We're not immune to being deceived by people who tell us things that we want to be true, because they prove our perceptiveness and sensitivity, either as individuals, as political factions or as a nation. And the idea of weapons of mass destruction backed up what some of us wanted to believe - namely that the ideology that lead to the attacks on the World Trade Center and the Pentagon was widespread enough that nation-states were conspiring against us. Not because it made geopolitical or geoeconomic sense for them, but because we were Doing It Right, and that was unacceptable to them. To buy into the idea that "they hate our freedoms" one has to buy into the idea that our freedoms are both enviable and, to some, unobtainable. The idea that the Hussein administration wanted to use nuclear, biological or chemical weapons against us for refusing to surrender our exceptional qualities bolstered what people wanted to think they knew - that "here" was better than "there."
And when the weapons of mass destruction turned out not to be there, we didn't reexamine our assumptions, because in the end, we didn't have to.

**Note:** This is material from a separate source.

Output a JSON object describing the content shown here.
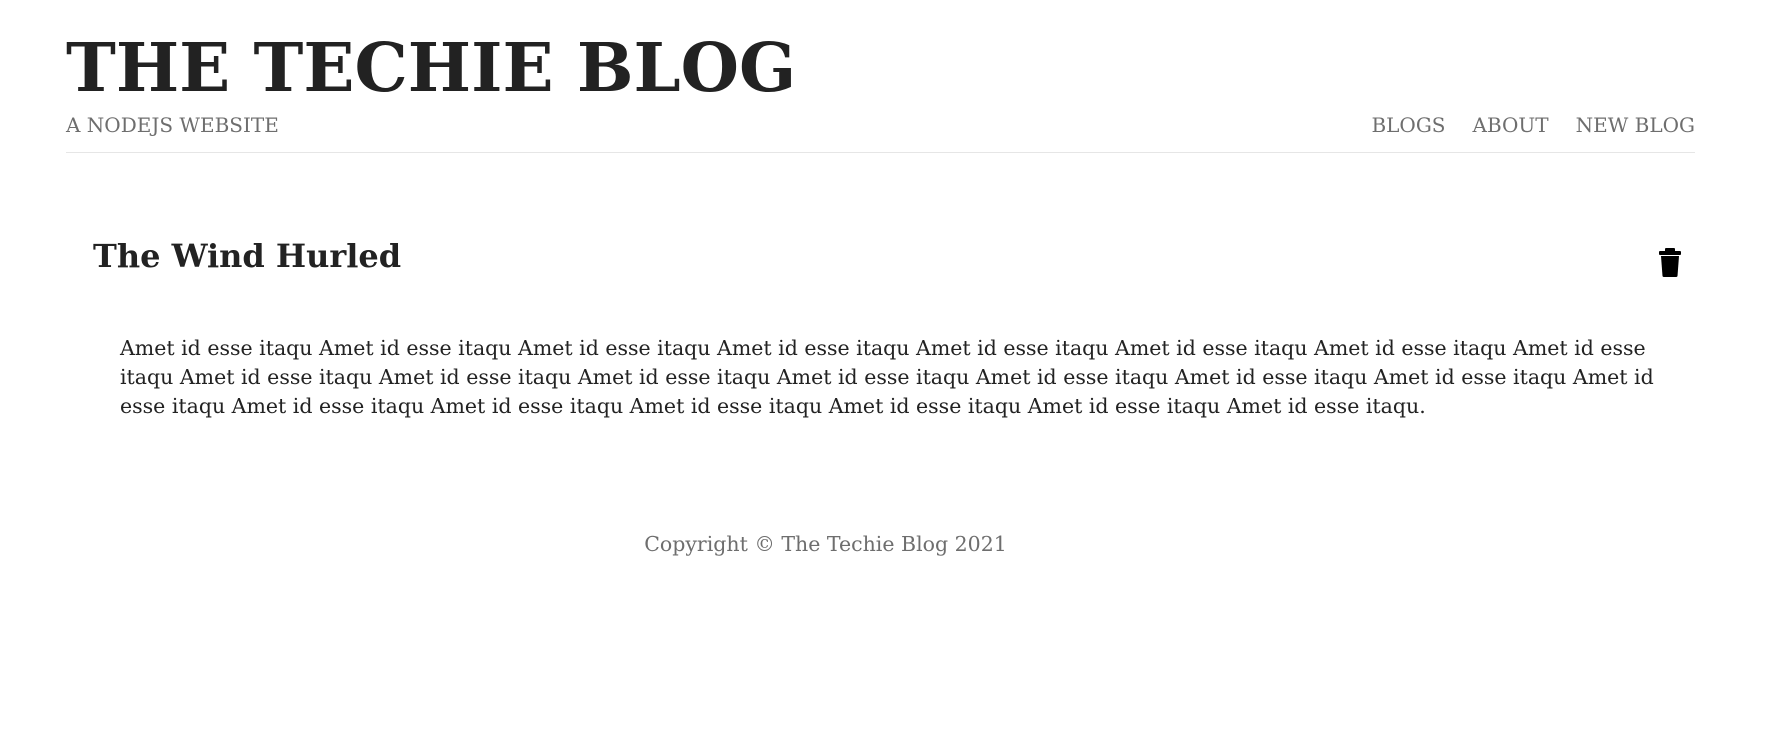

We simply decided that a war-mongering government snookered us all, and that was the end of it. People outside of the United States may have considered our culpability as a society, but we, generally speaking, did not.
The tweet at the top of this post judges us in the way we judge others, and I think that it realizes that it won't do any good in the end. Still, I appreciate the gesture. It never hurts to have someone hold up a mirror for you from time to time.